What is Naming a Behavior? Why should we Name Behaviors when communicating?
In our last blog we talked about checking-in, and how we show up for things or if we can show up for things in that moment. When we have hard conversations it’s extremely important to name behaviors. Naming Behaviors is a great way to discuss your view of what you saw.
This allows you the own your perspective and helps keep people present. Nobody gets to tell you what you feel or how you saw a situation. It’s important to use I statements and to own your perspective in the conversation. Steering away from “you statements” or “pointy finger syndrome” is extremely important to what happens in driving a conversation forward.

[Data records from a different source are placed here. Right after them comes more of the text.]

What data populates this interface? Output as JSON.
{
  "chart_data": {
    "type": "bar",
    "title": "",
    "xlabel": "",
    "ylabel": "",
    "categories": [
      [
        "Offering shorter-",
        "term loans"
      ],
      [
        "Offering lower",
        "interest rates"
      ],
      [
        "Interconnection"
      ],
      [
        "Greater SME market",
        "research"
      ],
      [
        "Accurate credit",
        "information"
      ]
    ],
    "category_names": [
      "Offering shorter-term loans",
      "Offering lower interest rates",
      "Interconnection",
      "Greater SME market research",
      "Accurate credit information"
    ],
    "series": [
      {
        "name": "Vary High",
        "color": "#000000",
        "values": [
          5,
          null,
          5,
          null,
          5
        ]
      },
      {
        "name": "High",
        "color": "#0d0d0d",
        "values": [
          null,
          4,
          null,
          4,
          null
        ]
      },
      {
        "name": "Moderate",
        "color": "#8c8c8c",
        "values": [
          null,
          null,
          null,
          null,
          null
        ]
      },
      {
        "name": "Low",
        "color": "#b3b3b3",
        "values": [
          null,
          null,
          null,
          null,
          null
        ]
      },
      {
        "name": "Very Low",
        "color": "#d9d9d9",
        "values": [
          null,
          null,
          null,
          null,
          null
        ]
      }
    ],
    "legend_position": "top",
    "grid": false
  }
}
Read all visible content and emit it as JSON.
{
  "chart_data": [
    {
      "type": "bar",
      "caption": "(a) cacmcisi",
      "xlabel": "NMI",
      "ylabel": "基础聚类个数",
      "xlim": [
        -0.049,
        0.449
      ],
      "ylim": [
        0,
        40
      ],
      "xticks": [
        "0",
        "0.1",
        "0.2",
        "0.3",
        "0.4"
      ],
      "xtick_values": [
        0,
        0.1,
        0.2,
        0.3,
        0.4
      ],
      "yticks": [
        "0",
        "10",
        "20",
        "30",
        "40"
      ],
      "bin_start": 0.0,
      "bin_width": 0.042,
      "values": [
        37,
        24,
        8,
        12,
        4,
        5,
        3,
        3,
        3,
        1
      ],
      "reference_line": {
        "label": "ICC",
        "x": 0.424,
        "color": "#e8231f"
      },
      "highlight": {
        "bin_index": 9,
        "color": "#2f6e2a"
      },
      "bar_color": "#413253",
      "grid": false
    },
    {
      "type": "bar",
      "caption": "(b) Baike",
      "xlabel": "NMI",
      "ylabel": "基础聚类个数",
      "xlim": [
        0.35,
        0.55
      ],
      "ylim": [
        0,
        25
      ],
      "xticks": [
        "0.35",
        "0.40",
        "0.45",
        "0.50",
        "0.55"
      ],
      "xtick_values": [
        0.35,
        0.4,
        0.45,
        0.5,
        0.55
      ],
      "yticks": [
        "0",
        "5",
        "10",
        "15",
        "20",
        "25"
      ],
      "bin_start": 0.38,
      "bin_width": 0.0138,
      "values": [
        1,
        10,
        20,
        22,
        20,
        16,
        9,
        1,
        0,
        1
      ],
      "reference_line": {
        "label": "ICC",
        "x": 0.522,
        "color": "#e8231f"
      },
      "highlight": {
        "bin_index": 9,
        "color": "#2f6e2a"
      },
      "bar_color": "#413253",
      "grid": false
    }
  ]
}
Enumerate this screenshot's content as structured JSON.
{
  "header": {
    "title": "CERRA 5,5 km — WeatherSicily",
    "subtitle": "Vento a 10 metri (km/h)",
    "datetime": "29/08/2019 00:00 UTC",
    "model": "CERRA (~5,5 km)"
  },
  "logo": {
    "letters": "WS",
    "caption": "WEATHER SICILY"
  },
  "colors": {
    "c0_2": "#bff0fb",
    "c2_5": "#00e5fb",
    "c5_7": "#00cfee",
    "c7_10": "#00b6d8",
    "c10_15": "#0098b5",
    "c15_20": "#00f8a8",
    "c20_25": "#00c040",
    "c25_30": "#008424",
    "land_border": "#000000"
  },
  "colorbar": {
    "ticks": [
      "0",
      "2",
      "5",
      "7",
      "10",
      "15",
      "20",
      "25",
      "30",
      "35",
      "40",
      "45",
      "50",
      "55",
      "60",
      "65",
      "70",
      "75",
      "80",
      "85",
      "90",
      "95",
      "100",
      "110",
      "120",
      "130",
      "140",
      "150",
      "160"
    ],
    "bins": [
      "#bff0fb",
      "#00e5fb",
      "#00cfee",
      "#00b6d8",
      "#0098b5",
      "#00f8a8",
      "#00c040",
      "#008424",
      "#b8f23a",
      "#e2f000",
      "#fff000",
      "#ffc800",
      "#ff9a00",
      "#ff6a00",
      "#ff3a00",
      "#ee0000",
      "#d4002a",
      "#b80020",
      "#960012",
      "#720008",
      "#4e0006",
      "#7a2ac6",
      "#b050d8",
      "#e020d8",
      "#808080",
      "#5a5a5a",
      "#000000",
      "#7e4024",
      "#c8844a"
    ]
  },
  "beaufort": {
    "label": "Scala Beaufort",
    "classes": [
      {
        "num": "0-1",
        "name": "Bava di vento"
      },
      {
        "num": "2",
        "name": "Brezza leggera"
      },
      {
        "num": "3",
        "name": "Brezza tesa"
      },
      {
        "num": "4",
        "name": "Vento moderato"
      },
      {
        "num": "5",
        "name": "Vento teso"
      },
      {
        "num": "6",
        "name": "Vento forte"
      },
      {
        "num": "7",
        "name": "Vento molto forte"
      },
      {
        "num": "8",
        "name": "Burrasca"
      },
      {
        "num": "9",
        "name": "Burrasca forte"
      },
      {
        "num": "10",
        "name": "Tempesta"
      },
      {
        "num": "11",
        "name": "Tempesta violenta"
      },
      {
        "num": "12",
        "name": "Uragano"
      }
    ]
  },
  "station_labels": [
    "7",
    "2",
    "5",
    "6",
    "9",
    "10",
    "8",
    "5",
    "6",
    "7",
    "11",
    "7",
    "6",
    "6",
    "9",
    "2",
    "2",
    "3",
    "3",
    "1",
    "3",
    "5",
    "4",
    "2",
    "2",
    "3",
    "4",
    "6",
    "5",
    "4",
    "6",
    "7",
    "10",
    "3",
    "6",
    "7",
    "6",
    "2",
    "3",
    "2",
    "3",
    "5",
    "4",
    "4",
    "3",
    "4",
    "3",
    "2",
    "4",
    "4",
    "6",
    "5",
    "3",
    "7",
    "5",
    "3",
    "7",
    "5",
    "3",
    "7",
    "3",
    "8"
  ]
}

Use this skill when you’re in a tough conversation and you need to speak to an issue without attributing blame, guilt or personal attack. Speak to the tensions by labeling what you’ve seen and experienced. Lean on your own understanding of the conversation and on curiosity in order to understand someone else’s intent. Remember, it’s not about showing the other person that they’re wrong. It’s about showing them the behavior that isn’t tolerated and how to change or fix the behavior without attributing shame.
Naming behaviors should utilize “I messages”, so what are “I messages”?
An I message is when you preface what you say with I want or I feel, like we talked about above… I messages are a great way to explain your perspective and drive the conversation forward without shame or guilt.
Utilize a combination of skills including naming behaviors, checking-in, frontloading, curiosity and so much more to ensure that you’re driving culture, changing behaviors, and creating the impact in your team, business, or family that you want.
Remember life is all about relationships. It’s just a complicated network of relationships that has to be managed by our brains… If we don’t have a framework to deal with our relationships well we won’t thrive. HAP is designed to help us thrive, it’s designed to help us manage those relationships and to create the biggest impact we can with our live’s, teams, businesses, families… it’s imperative we focus on our relationships now more than ever to create and drive world culture and change.
Start with “I statements” and naming behaviors and see if this changes your relationships today!